Sinha, who is also an assistant professor at the University of Toronto and the Johns Hopkins University School of Medicine and has been following the reports about Parkview, says these sorts of incidents show the need for additional staffing in these homes.
“In this case, not keeping people isolated from each other can actually result in people becoming infected and actually dying,” said Sinha.
On Monday, the WRHA’s chief health operations officer, Gina Trinidad, revealed there are COVID infections on virtually all floors of the 12-storey care home, despite early efforts cohort residents to two floors.
“People with dementia … often wander out into the hallways,” said Trinidad.
The home is using “supplemental staff or supporting staff, through the security and general workers,” to keep residents in their rooms as much as possible, she said, “but it is a challenge.”
Revera did not directly respond to the incident where the COVID-positive resident was mingling with COVID-negative residents, but did outline some of the measures it is taking to prevent residents from spreading the virus.
“For safety purposes, Revera continues to engage security personnel on each floor to monitor resident movements and redirect wandering residents to their rooms.

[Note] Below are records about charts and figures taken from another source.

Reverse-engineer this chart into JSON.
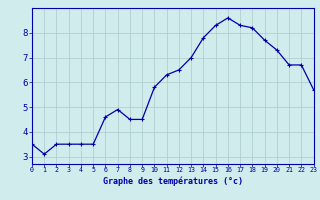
{
  "hours": [
    0,
    1,
    2,
    3,
    4,
    5,
    6,
    7,
    8,
    9,
    10,
    11,
    12,
    13,
    14,
    15,
    16,
    17,
    18,
    19,
    20,
    21,
    22,
    23
  ],
  "temps": [
    3.5,
    3.1,
    3.5,
    3.5,
    3.5,
    3.5,
    4.6,
    4.9,
    4.5,
    4.5,
    5.8,
    6.3,
    6.5,
    7.0,
    7.8,
    8.3,
    8.6,
    8.3,
    8.2,
    7.7,
    7.3,
    6.7,
    6.7,
    5.7
  ],
  "line_color": "#0000aa",
  "marker": "+",
  "marker_size": 3,
  "bg_color": "#d0ecec",
  "grid_color": "#aacccc",
  "axis_color": "#0000aa",
  "tick_color": "#0000aa",
  "xlabel": "Graphe des températures (°c)",
  "xlim": [
    0,
    23
  ],
  "ylim": [
    2.7,
    9.0
  ],
  "yticks": [
    3,
    4,
    5,
    6,
    7,
    8
  ],
  "xticks": [
    0,
    1,
    2,
    3,
    4,
    5,
    6,
    7,
    8,
    9,
    10,
    11,
    12,
    13,
    14,
    15,
    16,
    17,
    18,
    19,
    20,
    21,
    22,
    23
  ]
}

Security personnel are also assigned one-on-one duty to keep wandering residents isolated, if necessary,” Collins said in an emailed statement.
“Personal care homes are social environments in which residents have rights.”
At a Friday news conference announcing new pandemic restrictions across Manitoba, Chief Public Health Officer Dr. Brent Roussin said he did not know the specifics of the Parkview incident involving the infected resident talking to non-infected residents.
He did say all people with COVID need to self-isolate for at least 10 days. If isolation precautions are followed, “we’ll be able to manage this virus,” he said.
Manitoba Health Minister Cameron Friesen addressed questions about sending in extra help on Tuesday. He said many additional resources have been added that “were not there even weeks ago.”
Last week, a doctor attended the care home for in-person consultations for the first time since the Parkview outbreak was declared on Sept. 15, and a full-time nurse practitioner started a new position there on Monday.
“It’s all hands on deck and nothing’s off the table,” said Friesen, who receives daily status updates about Parkview.
“If it would be presented as evidence that somehow the operator was no longer able to operate safely and in the best interest of the residents, then that would be the point at which we would be flexing to other plans. But of course, we are not at that stage.”
But Sinha says Parkview would have been in a much better position if they just asked for help right at the beginning of the outbreak, which is now into its sixth week.
“I just really feel that so many of these deaths and so many of these cases were just preventable right from the beginning,” he said.
“Calling in for additional help is not a sign of weakness. It’s a sign that they really value their residents. They want to do everything they can to protect them and do whatever is possible.”